During the height of the Cold War, in the 1950s and 1960s, nearly 50 bunkers were constructed across Canada. Their purpose was to shelter up to 8,000 officials in the event of a nuclear war, and they were commonly found in secure locations in a well-constructed federal building, such as the Nelson Post Office.

Few people knew about the existence of Nelson’s own bunker, until 2013 when the Nelson Museum (then Touchstones Nelson) began offering private tours. Since then the Museum board and staff have been working to preserve and prepare the space for public viewing. After many years of planning, the Cold War Bunker is opening to the public as a permanent museum exhibition and heritage site.

The Bunker is open Saturdays from 12-4pm, and guided tours are offered Saturdays at 11am and Wednesdays at 1pm in the summer months.
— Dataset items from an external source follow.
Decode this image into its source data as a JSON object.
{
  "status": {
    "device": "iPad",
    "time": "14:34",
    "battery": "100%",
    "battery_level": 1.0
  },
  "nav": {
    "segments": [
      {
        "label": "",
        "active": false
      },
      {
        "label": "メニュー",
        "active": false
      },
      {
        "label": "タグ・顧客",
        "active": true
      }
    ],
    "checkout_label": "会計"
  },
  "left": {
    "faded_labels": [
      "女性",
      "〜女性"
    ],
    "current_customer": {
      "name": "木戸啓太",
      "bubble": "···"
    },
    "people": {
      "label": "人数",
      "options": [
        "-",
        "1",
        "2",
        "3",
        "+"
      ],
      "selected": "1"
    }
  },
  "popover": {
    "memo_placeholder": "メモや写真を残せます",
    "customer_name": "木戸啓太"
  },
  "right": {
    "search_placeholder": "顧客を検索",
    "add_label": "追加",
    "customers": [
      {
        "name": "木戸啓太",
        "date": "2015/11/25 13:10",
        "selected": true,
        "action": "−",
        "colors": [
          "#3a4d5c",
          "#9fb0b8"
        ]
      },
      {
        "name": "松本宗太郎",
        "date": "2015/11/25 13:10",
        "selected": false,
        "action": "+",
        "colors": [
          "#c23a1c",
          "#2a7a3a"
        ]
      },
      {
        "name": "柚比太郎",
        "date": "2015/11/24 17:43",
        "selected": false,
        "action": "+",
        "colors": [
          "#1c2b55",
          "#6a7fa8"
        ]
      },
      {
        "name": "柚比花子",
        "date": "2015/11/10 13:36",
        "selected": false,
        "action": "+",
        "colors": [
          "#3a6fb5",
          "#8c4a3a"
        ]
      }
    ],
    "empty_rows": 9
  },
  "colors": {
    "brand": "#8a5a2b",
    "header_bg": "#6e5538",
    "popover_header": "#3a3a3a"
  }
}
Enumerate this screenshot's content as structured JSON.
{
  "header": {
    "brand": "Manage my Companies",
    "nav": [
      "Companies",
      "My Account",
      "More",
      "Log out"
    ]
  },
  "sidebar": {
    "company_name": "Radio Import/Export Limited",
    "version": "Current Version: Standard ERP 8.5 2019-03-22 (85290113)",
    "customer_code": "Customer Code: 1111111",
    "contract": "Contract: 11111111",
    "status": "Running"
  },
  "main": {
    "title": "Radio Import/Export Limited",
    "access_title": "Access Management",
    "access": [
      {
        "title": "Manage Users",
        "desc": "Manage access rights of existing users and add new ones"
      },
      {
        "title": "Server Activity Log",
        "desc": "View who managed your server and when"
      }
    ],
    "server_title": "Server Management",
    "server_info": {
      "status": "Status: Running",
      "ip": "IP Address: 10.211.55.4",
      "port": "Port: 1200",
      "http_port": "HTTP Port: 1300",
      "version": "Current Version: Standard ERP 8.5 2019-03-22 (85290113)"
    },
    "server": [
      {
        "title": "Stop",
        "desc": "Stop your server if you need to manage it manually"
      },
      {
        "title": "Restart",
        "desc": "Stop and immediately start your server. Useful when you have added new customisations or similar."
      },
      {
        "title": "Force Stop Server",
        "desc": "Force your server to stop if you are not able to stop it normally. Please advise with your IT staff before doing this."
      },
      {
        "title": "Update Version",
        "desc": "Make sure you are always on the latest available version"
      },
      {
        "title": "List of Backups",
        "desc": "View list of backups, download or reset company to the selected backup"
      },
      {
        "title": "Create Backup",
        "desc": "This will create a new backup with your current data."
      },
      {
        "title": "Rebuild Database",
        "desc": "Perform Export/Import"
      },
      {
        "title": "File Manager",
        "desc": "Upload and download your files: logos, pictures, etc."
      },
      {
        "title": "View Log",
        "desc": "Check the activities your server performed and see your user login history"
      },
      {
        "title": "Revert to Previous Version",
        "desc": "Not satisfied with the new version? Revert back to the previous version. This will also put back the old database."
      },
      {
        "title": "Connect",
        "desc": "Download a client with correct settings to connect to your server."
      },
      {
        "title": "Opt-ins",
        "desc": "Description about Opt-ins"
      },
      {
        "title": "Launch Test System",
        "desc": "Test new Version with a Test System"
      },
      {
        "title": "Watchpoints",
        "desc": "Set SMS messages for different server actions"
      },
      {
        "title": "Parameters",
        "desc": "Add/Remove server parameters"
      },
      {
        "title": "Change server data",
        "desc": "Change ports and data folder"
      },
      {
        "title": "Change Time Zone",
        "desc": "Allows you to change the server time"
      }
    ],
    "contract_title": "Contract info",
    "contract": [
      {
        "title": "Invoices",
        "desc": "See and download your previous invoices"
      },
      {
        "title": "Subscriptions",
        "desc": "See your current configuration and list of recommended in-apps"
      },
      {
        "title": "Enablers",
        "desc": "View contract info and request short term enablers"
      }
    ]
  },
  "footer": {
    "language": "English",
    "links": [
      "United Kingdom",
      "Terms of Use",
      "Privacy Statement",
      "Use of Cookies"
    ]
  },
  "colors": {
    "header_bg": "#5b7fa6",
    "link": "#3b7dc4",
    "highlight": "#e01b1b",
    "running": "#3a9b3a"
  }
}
To pre-register for the tour please email

“The Nelson Museum team is thrilled that after renovations, the development of an exhibition and educational programming development, new collections storage, an updated HVAC system to meet museum-standards, updated washrooms, new lighting, and more, the Bunker, opened in October of 2018. This project has been a tremendous team effort spanning many years. We have so many people to thank—past staff and Board members; current volunteers, Board and Staff; the Grey Building owners; the City of Nelson; our many funders, and more. We look forward to welcoming you to the space.” says Astrid Heyerdahl, Executive Director of the Nelson Museum.

“It has been fascinating uncovering the story of this largely unknown part of Nelson’s history,” says Jean-Philippe Stienne, Archivist and Collections Manager at the Nelson Museum. “I am delighted that we are able to finally share the secrets of the bunker with the community, and welcome visitors into this Cold War era time capsule of the 1960s.”

The exhibition explains the role of the bunker in the context of the extraordinary world wide tensions at that time. Among the items preserved from the original bunker, visitors can view a ‘Mobile Feeding Unit’, a self-contained ration kit that converted to a table; a Geiger counter, and many cold-war related items from the Touchstones Nelson collection, and on loan from other museums. The bunker kitchen and Civil Defence Coordinators Office have been recreated, and include many items that were originally found in the bunker.

“The current Board of Directors, as well as all past Board members, have been fully supportive of this incredible heritage project,” says Sheila Achilles, Chair of the Board. “We are greatly looking forward to opening the space to the public to offer more educational and history interaction. We are proud of the staff and volunteer team who has made this project happen.”